Ketentuan ini tertuang di Peraturan Presiden (Perpres) Nomor 10 Tahun 2021 tentang Bidang Usaha Penanaman Modal yang diteken kepala negara pada 2 Februari 2021. Aturan itu merupakan turunan dari Undang-Undang (UU) Nomor 11 Tahun 2020 tentang Cipta Kerja.

Kebijakan Presiden Jokowi ini sontak menimbulkan polemik dan banyak pihak yang menentang.

Salah satu yang menentang keras adalah Majelis Ulama Indonesia (MUI) yang tegas menyatakan tidak menyetujui Perpres tersebut.

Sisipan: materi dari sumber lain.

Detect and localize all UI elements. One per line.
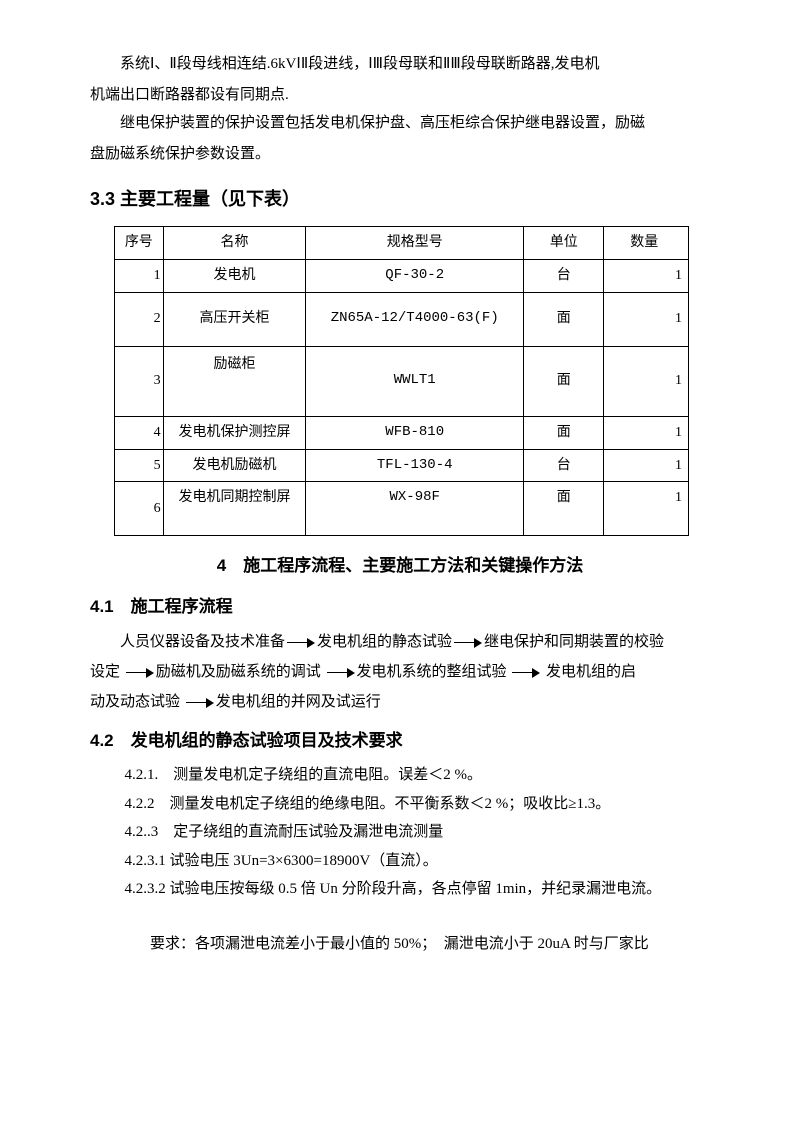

"Semestinya pemerintah sesuai dengan tugas dan fungsinya sebagai pelindung rakyat tentu tidaklah akan memberi izin bagi usaha-usaha yang akan merugikan dan merusak serta akan menimbulkan ke-mafsadat-an bagi rakyatnya," kata Wakil Ketua Umum Majelis Ulama Indonesia (MUI) Anwar Abbas dalam keterangan resminya, Jumat (26/2/2021).

Kebijakan pemerintah membuka pintu investasi miras ini tak lama setelah ormas yang paling getol menentang miras, Front Pembela Islam (FPI) dibubarkan pemerintah pada 30 Desember 2020 lalu.

Seperti diketahui Front Pembela Islam (FPI) selama ini memang dikenal paling keras menentang peredaran miras.

Bahkan Front Pembela Islam (FPI) pernah menggugat Keppres (Keputuran Presiden) terkait Miras ke Mahkamah Agung (MA) dan memenangkan gugatan.

Gugat Keppres Miras, FPI Menang

Mahkamah Agung (MA) mengabulkan permohonan Front Pembela Islam (FPI) yang mengajukan judicial review Keppres Minuman Keras (Miras) No 3/1997. Pihak FPI menyambut gembira atas kemenangan tersebut.

"Mengabulkan permohonan pemohon FPI," demikian lansir panitera MA dalam websitenya, Kamis (4/7/2013).

Perkara yang mengantongi nomor 42 P/HUM/2012 ini diketok oleh ketua majelis hakim Dr Supandi dengan hakim anggota Dr Hary Djatmiko dan Yulius. Perkara tersebut masuk ke MA pada 10 Oktober 2012 dan diputus pada 18 Juni 2013.